Let’s begin with the basic workflow. We have used the IRIS dataset for the workflow.
Splitting Data Into Training Data And Testing Data
For splitting the dataset, we use Data Sampler Widget. Now, we will split the data into two parts, 80% of data for training and 20% for testing. We will send the first 80% onwards to build a model and remaining for testing purpose.
Firstly, connect the file to Data Sampler. Then, click on the Data Sampler and amend the changes you want in the Data Sampler
It selects a subset of data instances from an input dataset.
- Data: input dataset
- Data Sample: sampled data instances (used for training)
- Remaining Data: out-of-sample data (used for testing)
So we have to pass the whole dataset into Data Sampler Widget. By default, the dataset splits into train(70%) and test data(30%) in the Data Sampler. In Data Sampler Widget we will split our dataset into train(80%) and test data(20%).
Effects Of Data Splitting On The Classification Model & Result
To know the effect, first we have to create a workflow which tests the learning algorithms(SVM, KNN and many more)on data and score them. For this we will use Test and Score widget which gets data from Data Sampler and, train, test and score learner algorithm.
Test and Score
Tests learning algorithms on data.
- Data: input dataset
- Test Data: separate data for testing
- Learner: learning algorithm(s)
- Evaluation Results: results of testing classification algorithms.
After splitting the data we have to connect Data Sampler with Test & Score Widget by connecting two lines one for train data and another for test data. so by clicking on link it opens Edit Links and we have to edit links as shown below.
Data sample(80%) -> Data( Train Data )
Remaining Data(20%) -> Test Data
This workflow utilizes Naïve-Bayes, Random Forest, Neural Network, and KNN ( K Nearest Neighbors ) Widgets to create the model. Machine learning methods are used in all of the widgets. You can connect all of your widgets with the Test & Score Widget as learner as done in the generated workflow(see the above images).
Test and Score widget must need two things to test and score as seen in above Test and Score section.
(1) Data ( Train & Test )
(2) Machine Learning Algorithm
Now after sending the models to Test & Score along with Train and Test samples, we observe their performance in the table inside the Test & Score widget. But before observing evaluation result we have to make Test and Score widget to evaluate on test samples by clicking option Test on test data on the left panel of widget as shown in the below figure. Because there are other option available for evaluation such as cross validation, Leave one out, and others. So while using test data we always test our model on test data.
Importance Of Separation Of Test And Training Data
Main importance of data separation is for evaluation purpose. Because overfitting is a common problem while training a model. When a model performs exceptionally well on the data we used to train it, but fails to generalize well to new, previously unseen data points, this phenomena happens.

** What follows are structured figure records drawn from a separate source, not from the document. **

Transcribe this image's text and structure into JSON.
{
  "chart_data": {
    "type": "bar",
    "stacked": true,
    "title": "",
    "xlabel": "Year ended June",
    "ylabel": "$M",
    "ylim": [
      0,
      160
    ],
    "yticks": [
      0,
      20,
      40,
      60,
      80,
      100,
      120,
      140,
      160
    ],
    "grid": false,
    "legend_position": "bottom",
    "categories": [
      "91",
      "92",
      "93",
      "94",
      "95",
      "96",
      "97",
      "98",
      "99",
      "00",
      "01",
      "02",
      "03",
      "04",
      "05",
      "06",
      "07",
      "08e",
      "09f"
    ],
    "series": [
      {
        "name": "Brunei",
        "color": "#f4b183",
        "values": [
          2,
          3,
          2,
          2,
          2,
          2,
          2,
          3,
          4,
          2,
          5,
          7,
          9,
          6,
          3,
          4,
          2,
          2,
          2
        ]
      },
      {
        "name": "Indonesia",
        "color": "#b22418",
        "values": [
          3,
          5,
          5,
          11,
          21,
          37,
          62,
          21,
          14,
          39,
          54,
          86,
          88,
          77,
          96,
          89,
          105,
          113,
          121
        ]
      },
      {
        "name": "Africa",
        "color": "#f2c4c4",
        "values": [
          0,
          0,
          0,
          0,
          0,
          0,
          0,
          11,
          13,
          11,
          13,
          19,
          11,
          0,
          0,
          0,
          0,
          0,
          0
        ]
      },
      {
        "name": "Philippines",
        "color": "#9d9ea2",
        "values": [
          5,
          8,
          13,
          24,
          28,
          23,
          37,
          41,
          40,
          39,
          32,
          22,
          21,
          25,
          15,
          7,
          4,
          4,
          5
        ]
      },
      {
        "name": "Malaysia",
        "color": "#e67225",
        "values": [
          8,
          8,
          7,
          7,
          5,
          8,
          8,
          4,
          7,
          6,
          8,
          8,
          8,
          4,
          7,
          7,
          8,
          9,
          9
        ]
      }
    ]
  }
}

So test data act as new, previously unseen data points and when model evaluates on the basis of test data we come to know the actual accuracy of model. Alternatively when model evaluates on the basis of train data it gives better accuracy compare to test data, reason behind this is that model already trained on same features which we used for evaluation purpose. But such models are not generalized for real world data they just overfit to training set.
So the effect of splitting data on classification model is nothing but CA(Classification Accuracy). Here we can see that CA for Test on train data(left side) is greater but we know that is not consider as actual accuracy, we really want our model that can generalize to the every test data.
Cross-validation is a statistical method for estimating machine learning model performance (or accuracy). It is used to prevent overfitting in a prediction model, especially when the amount of data available is restricted. In cross-validation, a set number of folds (or partitions) of the data are created, the analysis is conducted on each fold, and the total error estimate is averaged.
Splitting data into train and test data which we had done above is also type of validation called Holdout validation. One technique to improve the holdout method is to use K-fold cross validation. This strategy ensures that our model’s score is independent of how we chose the train and test set. The data set is subdivided into k subsets, and the holdout approach is applied to each subset k times.
Efficient Use Of Cross-Validation In Orange
For the same workflow using Test and Score widget we can use cross validation by clicking on option of cross validation on the left panel of widget as shown in the below image. Also we are able to change the value K folds.
As we can see we have used K=10 for cross validation so Number of folds are 10. The data set is subdivided into 10 subsets, and the holdout approach is applied to each subset 10 times.
Effects On Model Output & Accuracy
Cross–validation is a method of evaluating a machine learning model’s ability to predict fresh data. It can also be used to detect issues like as overfitting or selection bias, as well as provide information on how the model will generalize to a different dataset. Here instead of single holdout approach it perform K times which provide better Actual accuracy of model. So we can see Cross validation accuracy is less but more accurate or generalize.
Confusion Matrices can also be used for analyzing the output.
This is the practical regarding how visual programming can be performed using Orange3.